Wu Geena X, Khojabekyan Marine, Wang Jami, Tegtmeier Bernard R, O'Donnell Margaret R, Kim Jae Y, Grannis Frederic W, Raz Dan J
Department of Thoracic Surgery, City of Hope National Medical Center, Duarte, CA, USA
Department of Thoracic Surgery, City of Hope National Medical Center, Duarte, CA, USA.
Eur J Cardiothorac Surg. 2016 Jan;49(1):314-20. doi: 10.1093/ejcts/ezv026. Epub 2015 Mar 1.
Pulmonary invasive fungal infections (IFIs) are associated with high mortality in patients being treated for haematological malignancy. There is limited understanding of the role for surgical lung resection and outcomes in this patient population.
This is a retrospective cohort of 50 immunocompromised patients who underwent lung resection for IFI. Patient charts were reviewed for details on primary malignancy and treatment course, presentation and work-up of IFI, reasons for surgery, type of resection and outcomes including postoperative complications, mortality, disease relapse and survival. Analysis was also performed on two subgroups based on year of surgery from 1990-2000 and 2001-2014.
The median age was 39 years (range: 5-64 years). Forty-seven patients (94%) had haematological malignancies and 38 (76%) underwent haematopoietic stem cell transplantation (HSCT). Surgical indications included haemoptysis, antifungal therapy failure and need for eradication before HSCT. The most common pathogen was Aspergillus in 34 patients (74%). Wedge resections were performed in 32 patients (64%), lobectomy in 9 (18%), segmentectomy in 2 (4%) and some combination of the 3 in 7 (14%) for locally extensive, multifocal disease. There were 9 (18%) minor and 14 (28%) major postoperative complications. Postoperative mortality at 30 days was 12% (n = 6). Acute respiratory distress syndrome was the most common cause of postoperative death. Overall 5-year survival was 19%. Patients who had surgery in the early period had a median survival of 24 months compared with 5 months for those who had surgery before 2001 (P = 0.046). At the time of death, 15 patients (30%) had probable or proven recurrent IFI. Causes of death were predominantly related to refractory malignancy, fungal lung disease or complications of graft versus host disease (GVHD). Patients who had positive preoperative bronchoscopy cultures had a trend towards worse survival compared with those with negative cultures (hazard ratio: 1.80, P = 0.087).
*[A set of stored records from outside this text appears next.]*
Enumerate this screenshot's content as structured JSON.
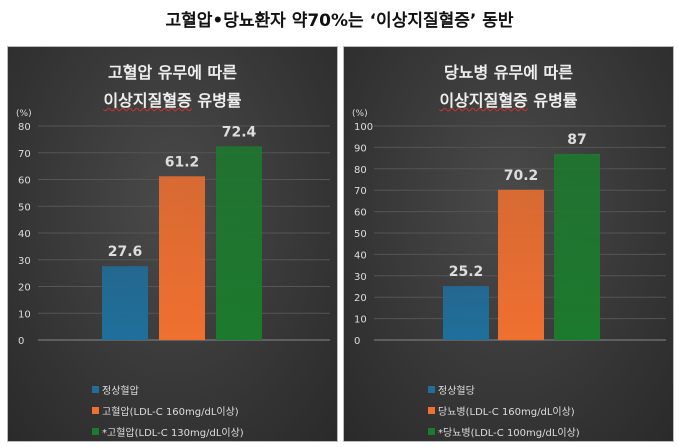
{
  "title": "고혈압•당뇨환자 약70%는 ‘이상지질혈증’ 동반",
  "colors": {
    "blue": "#1f6f9c",
    "orange": "#f07030",
    "green": "#1c7a2e"
  },
  "chart_data": [
    {
      "type": "bar",
      "title_line1": "고혈압 유무에 따른",
      "title_line2a": "이상지질혈증",
      "title_line2b": "유병률",
      "ylabel": "(%)",
      "ylim": [
        0,
        80
      ],
      "yticks": [
        "0",
        "10",
        "20",
        "30",
        "40",
        "50",
        "60",
        "70",
        "80"
      ],
      "categories": [
        "정상혈압",
        "고혈압(LDL-C 160mg/dL이상)",
        "*고혈압(LDL-C 130mg/dL이상)"
      ],
      "values": [
        27.6,
        61.2,
        72.4
      ],
      "labels": [
        "27.6",
        "61.2",
        "72.4"
      ],
      "legend_position": "bottom"
    },
    {
      "type": "bar",
      "title_line1": "당뇨병 유무에 따른",
      "title_line2a": "이상지질혈증",
      "title_line2b": "유병률",
      "ylabel": "(%)",
      "ylim": [
        0,
        100
      ],
      "yticks": [
        "0",
        "10",
        "20",
        "30",
        "40",
        "50",
        "60",
        "70",
        "80",
        "90",
        "100"
      ],
      "categories": [
        "정상혈당",
        "당뇨병(LDL-C 160mg/dL이상)",
        "*당뇨병(LDL-C 100mg/dL이상)"
      ],
      "values": [
        25.2,
        70.2,
        87
      ],
      "labels": [
        "25.2",
        "70.2",
        "87"
      ],
      "legend_position": "bottom"
    }
  ]
}
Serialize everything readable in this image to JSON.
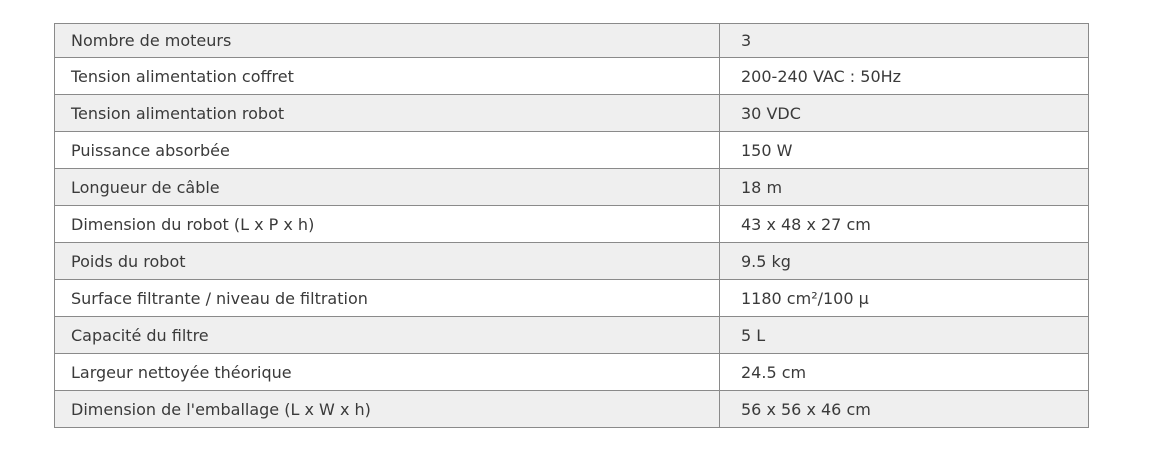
{
  "specs": [
    {
      "label": "Nombre de moteurs",
      "value": "3"
    },
    {
      "label": "Tension alimentation coffret",
      "value": "200-240 VAC : 50Hz"
    },
    {
      "label": "Tension alimentation robot",
      "value": "30 VDC"
    },
    {
      "label": "Puissance absorbée",
      "value": "150 W"
    },
    {
      "label": "Longueur de câble",
      "value": "18 m"
    },
    {
      "label": "Dimension du robot (L x P x h)",
      "value": "43 x 48 x 27 cm"
    },
    {
      "label": "Poids du robot",
      "value": "9.5 kg"
    },
    {
      "label": "Surface filtrante / niveau de filtration",
      "value": "1180 cm²/100 µ"
    },
    {
      "label": "Capacité du filtre",
      "value": "5 L"
    },
    {
      "label": "Largeur nettoyée théorique",
      "value": "24.5 cm"
    },
    {
      "label": "Dimension de l'emballage (L x W x h)",
      "value": "56 x 56 x 46 cm"
    }
  ]
}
Surgical resection of IFI in immunocompromised patients is associated with high perioperative mortality. Long-term survival is limited by recurrent malignancy, persistent fungal infection and GVHD but has improved in recent years. Selection for surgical resection is difficult in this patient population, but should be carefully considered in those who are symptomatic, or have failed antifungal treatment.
肺部侵袭性真菌感染(IFI)与血液系统恶性肿瘤患者的高死亡率相关。对于该患者群体中肺手术切除的作用及预后了解有限。
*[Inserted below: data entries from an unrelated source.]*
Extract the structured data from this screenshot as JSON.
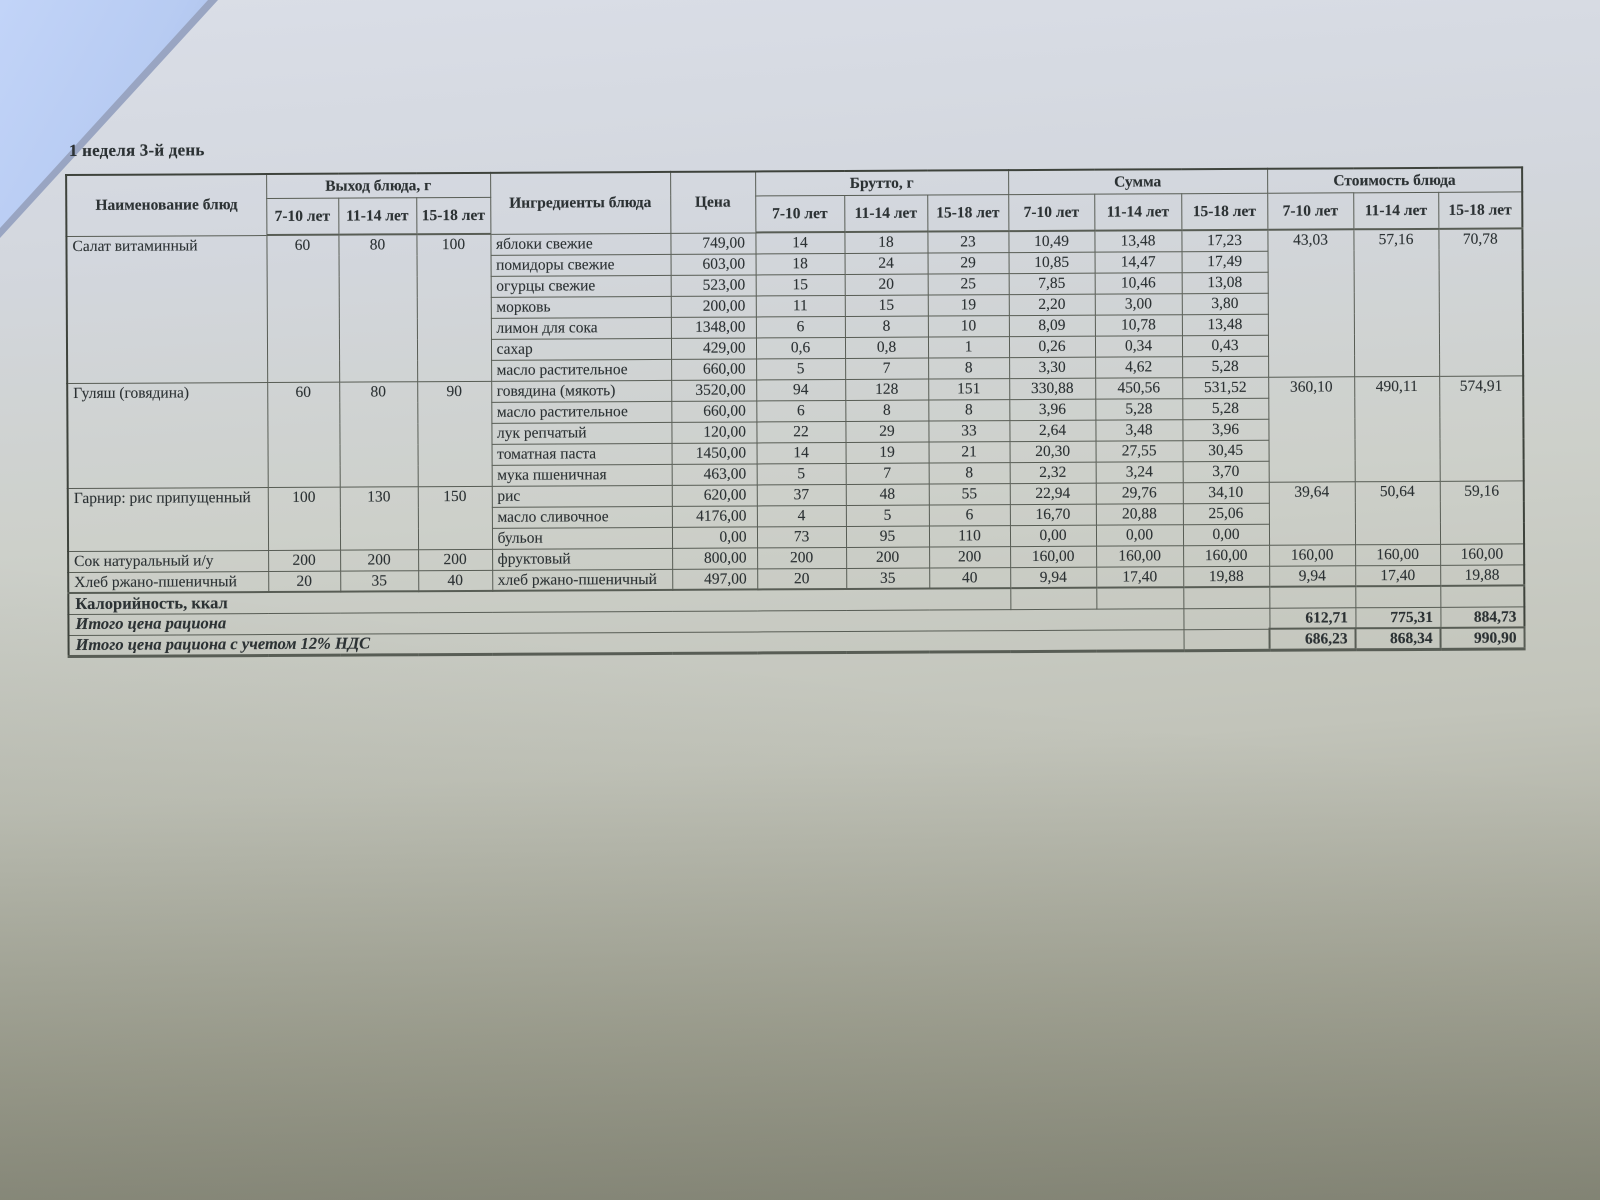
{
  "page_title": "1 неделя 3-й день",
  "colors": {
    "ink": "#2e3436",
    "paper_top": "#dadee7",
    "paper_bottom": "#8d8e80",
    "fold_blue": "#b9cdf3"
  },
  "table": {
    "headers": {
      "dish": "Наименование блюд",
      "output": "Выход блюда, г",
      "ingredients": "Ингредиенты блюда",
      "price": "Цена",
      "brutto": "Брутто, г",
      "sum": "Сумма",
      "cost": "Стоимость блюда",
      "age_groups": [
        "7-10 лет",
        "11-14 лет",
        "15-18 лет"
      ]
    },
    "dishes": [
      {
        "name": "Салат витаминный",
        "output": [
          "60",
          "80",
          "100"
        ],
        "cost": [
          "43,03",
          "57,16",
          "70,78"
        ],
        "ingredients": [
          {
            "name": "яблоки свежие",
            "price": "749,00",
            "brutto": [
              "14",
              "18",
              "23"
            ],
            "sum": [
              "10,49",
              "13,48",
              "17,23"
            ]
          },
          {
            "name": "помидоры свежие",
            "price": "603,00",
            "brutto": [
              "18",
              "24",
              "29"
            ],
            "sum": [
              "10,85",
              "14,47",
              "17,49"
            ]
          },
          {
            "name": "огурцы свежие",
            "price": "523,00",
            "brutto": [
              "15",
              "20",
              "25"
            ],
            "sum": [
              "7,85",
              "10,46",
              "13,08"
            ]
          },
          {
            "name": "морковь",
            "price": "200,00",
            "brutto": [
              "11",
              "15",
              "19"
            ],
            "sum": [
              "2,20",
              "3,00",
              "3,80"
            ]
          },
          {
            "name": "лимон для сока",
            "price": "1348,00",
            "brutto": [
              "6",
              "8",
              "10"
            ],
            "sum": [
              "8,09",
              "10,78",
              "13,48"
            ]
          },
          {
            "name": "сахар",
            "price": "429,00",
            "brutto": [
              "0,6",
              "0,8",
              "1"
            ],
            "sum": [
              "0,26",
              "0,34",
              "0,43"
            ]
          },
          {
            "name": "масло растительное",
            "price": "660,00",
            "brutto": [
              "5",
              "7",
              "8"
            ],
            "sum": [
              "3,30",
              "4,62",
              "5,28"
            ]
          }
        ]
      },
      {
        "name": "Гуляш (говядина)",
        "output": [
          "60",
          "80",
          "90"
        ],
        "cost": [
          "360,10",
          "490,11",
          "574,91"
        ],
        "ingredients": [
          {
            "name": "говядина (мякоть)",
            "price": "3520,00",
            "brutto": [
              "94",
              "128",
              "151"
            ],
            "sum": [
              "330,88",
              "450,56",
              "531,52"
            ]
          },
          {
            "name": "масло растительное",
            "price": "660,00",
            "brutto": [
              "6",
              "8",
              "8"
            ],
            "sum": [
              "3,96",
              "5,28",
              "5,28"
            ]
          },
          {
            "name": "лук репчатый",
            "price": "120,00",
            "brutto": [
              "22",
              "29",
              "33"
            ],
            "sum": [
              "2,64",
              "3,48",
              "3,96"
            ]
          },
          {
            "name": "томатная паста",
            "price": "1450,00",
            "brutto": [
              "14",
              "19",
              "21"
            ],
            "sum": [
              "20,30",
              "27,55",
              "30,45"
            ]
          },
          {
            "name": "мука пшеничная",
            "price": "463,00",
            "brutto": [
              "5",
              "7",
              "8"
            ],
            "sum": [
              "2,32",
              "3,24",
              "3,70"
            ]
          }
        ]
      },
      {
        "name": "Гарнир: рис припущенный",
        "output": [
          "100",
          "130",
          "150"
        ],
        "cost": [
          "39,64",
          "50,64",
          "59,16"
        ],
        "ingredients": [
          {
            "name": "рис",
            "price": "620,00",
            "brutto": [
              "37",
              "48",
              "55"
            ],
            "sum": [
              "22,94",
              "29,76",
              "34,10"
            ]
          },
          {
            "name": "масло сливочное",
            "price": "4176,00",
            "brutto": [
              "4",
              "5",
              "6"
            ],
            "sum": [
              "16,70",
              "20,88",
              "25,06"
            ]
          },
          {
            "name": "бульон",
            "price": "0,00",
            "brutto": [
              "73",
              "95",
              "110"
            ],
            "sum": [
              "0,00",
              "0,00",
              "0,00"
            ]
          }
        ]
      },
      {
        "name": "Сок натуральный и/у",
        "output": [
          "200",
          "200",
          "200"
        ],
        "cost": [
          "160,00",
          "160,00",
          "160,00"
        ],
        "ingredients": [
          {
            "name": "фруктовый",
            "price": "800,00",
            "brutto": [
              "200",
              "200",
              "200"
            ],
            "sum": [
              "160,00",
              "160,00",
              "160,00"
            ]
          }
        ]
      },
      {
        "name": "Хлеб ржано-пшеничный",
        "output": [
          "20",
          "35",
          "40"
        ],
        "cost": [
          "9,94",
          "17,40",
          "19,88"
        ],
        "ingredients": [
          {
            "name": "хлеб ржано-пшеничный",
            "price": "497,00",
            "brutto": [
              "20",
              "35",
              "40"
            ],
            "sum": [
              "9,94",
              "17,40",
              "19,88"
            ]
          }
        ]
      }
    ],
    "footer": {
      "calories_label": "Калорийность, ккал",
      "total_label": "Итого цена рациона",
      "total_values": [
        "612,71",
        "775,31",
        "884,73"
      ],
      "total_vat_label": "Итого цена рациона с учетом 12% НДС",
      "total_vat_values": [
        "686,23",
        "868,34",
        "990,90"
      ]
    }
  }
}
这是一项对50例因IFI接受肺切除的免疫功能低下患者的回顾性队列研究。查阅患者病历,获取有关原发性恶性肿瘤及治疗过程、IFI的表现及检查、手术原因、切除类型以及包括术后并发症、死亡率、疾病复发和生存情况等详细信息。还根据手术年份(1990 - 2000年和2001 - 2014年)对两个亚组进行了分析。
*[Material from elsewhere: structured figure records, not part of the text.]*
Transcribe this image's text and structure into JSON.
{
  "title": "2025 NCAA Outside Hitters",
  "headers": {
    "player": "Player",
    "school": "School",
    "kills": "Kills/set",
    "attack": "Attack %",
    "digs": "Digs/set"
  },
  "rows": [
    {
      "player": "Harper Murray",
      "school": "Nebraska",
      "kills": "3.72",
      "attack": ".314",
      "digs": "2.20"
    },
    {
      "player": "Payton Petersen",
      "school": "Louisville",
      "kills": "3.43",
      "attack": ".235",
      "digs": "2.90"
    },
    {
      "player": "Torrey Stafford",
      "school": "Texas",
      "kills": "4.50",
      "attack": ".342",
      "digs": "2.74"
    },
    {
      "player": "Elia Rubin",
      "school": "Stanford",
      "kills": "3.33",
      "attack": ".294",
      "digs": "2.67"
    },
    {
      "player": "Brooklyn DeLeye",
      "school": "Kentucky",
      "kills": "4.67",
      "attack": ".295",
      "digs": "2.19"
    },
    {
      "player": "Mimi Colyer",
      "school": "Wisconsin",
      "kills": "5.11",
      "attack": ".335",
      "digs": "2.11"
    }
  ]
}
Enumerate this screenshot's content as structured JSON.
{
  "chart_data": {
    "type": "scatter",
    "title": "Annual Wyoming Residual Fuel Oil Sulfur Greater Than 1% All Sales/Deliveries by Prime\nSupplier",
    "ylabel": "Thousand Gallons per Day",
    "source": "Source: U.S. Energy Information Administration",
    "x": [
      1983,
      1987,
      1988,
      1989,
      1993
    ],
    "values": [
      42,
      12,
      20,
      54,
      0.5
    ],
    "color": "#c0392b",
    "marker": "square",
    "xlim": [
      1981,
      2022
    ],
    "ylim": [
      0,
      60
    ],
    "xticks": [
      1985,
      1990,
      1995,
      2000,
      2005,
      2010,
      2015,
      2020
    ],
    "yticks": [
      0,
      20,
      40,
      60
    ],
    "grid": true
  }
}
中位年龄为39岁(范围:5 - 64岁)。47例(94%)患者患有血液系统恶性肿瘤,38例(76%)接受了造血干细胞移植(HSCT)。手术指征包括咯血、抗真菌治疗失败以及在HSCT前需要根除感染。最常见的病原体是曲霉菌,共34例(74%)。32例(64%)患者接受了楔形切除术,9例(18%)接受了肺叶切除术,2例(4%)接受了肺段切除术,7例(14%)因局部广泛多灶性疾病接受了上述三种手术方式的某种联合。术后有轻微并发症9例(18%),严重并发症14例(28%)。术后30天死亡率为12%(n = 6)。急性呼吸窘迫综合征是术后死亡的最常见原因。总体5年生存率为19%。早期手术患者的中位生存期为24个月,而2001年前手术的患者为5个月(P = 0.046)。死亡时,15例(30%)患者可能或确诊为IFI复发。死亡原因主要与难治性恶性肿瘤、真菌性肺部疾病或移植物抗宿主病(GVHD)并发症有关。术前支气管镜培养阳性的患者与培养阴性的患者相比,生存趋势较差(风险比:1.80,P = 0.087)。
免疫功能低下患者IFI的手术切除与围手术期高死亡率相关。长期生存受复发性恶性肿瘤、持续性真菌感染和GVHD限制,但近年来有所改善。在该患者群体中选择手术切除困难,但对于有症状或抗真菌治疗失败的患者应仔细考虑。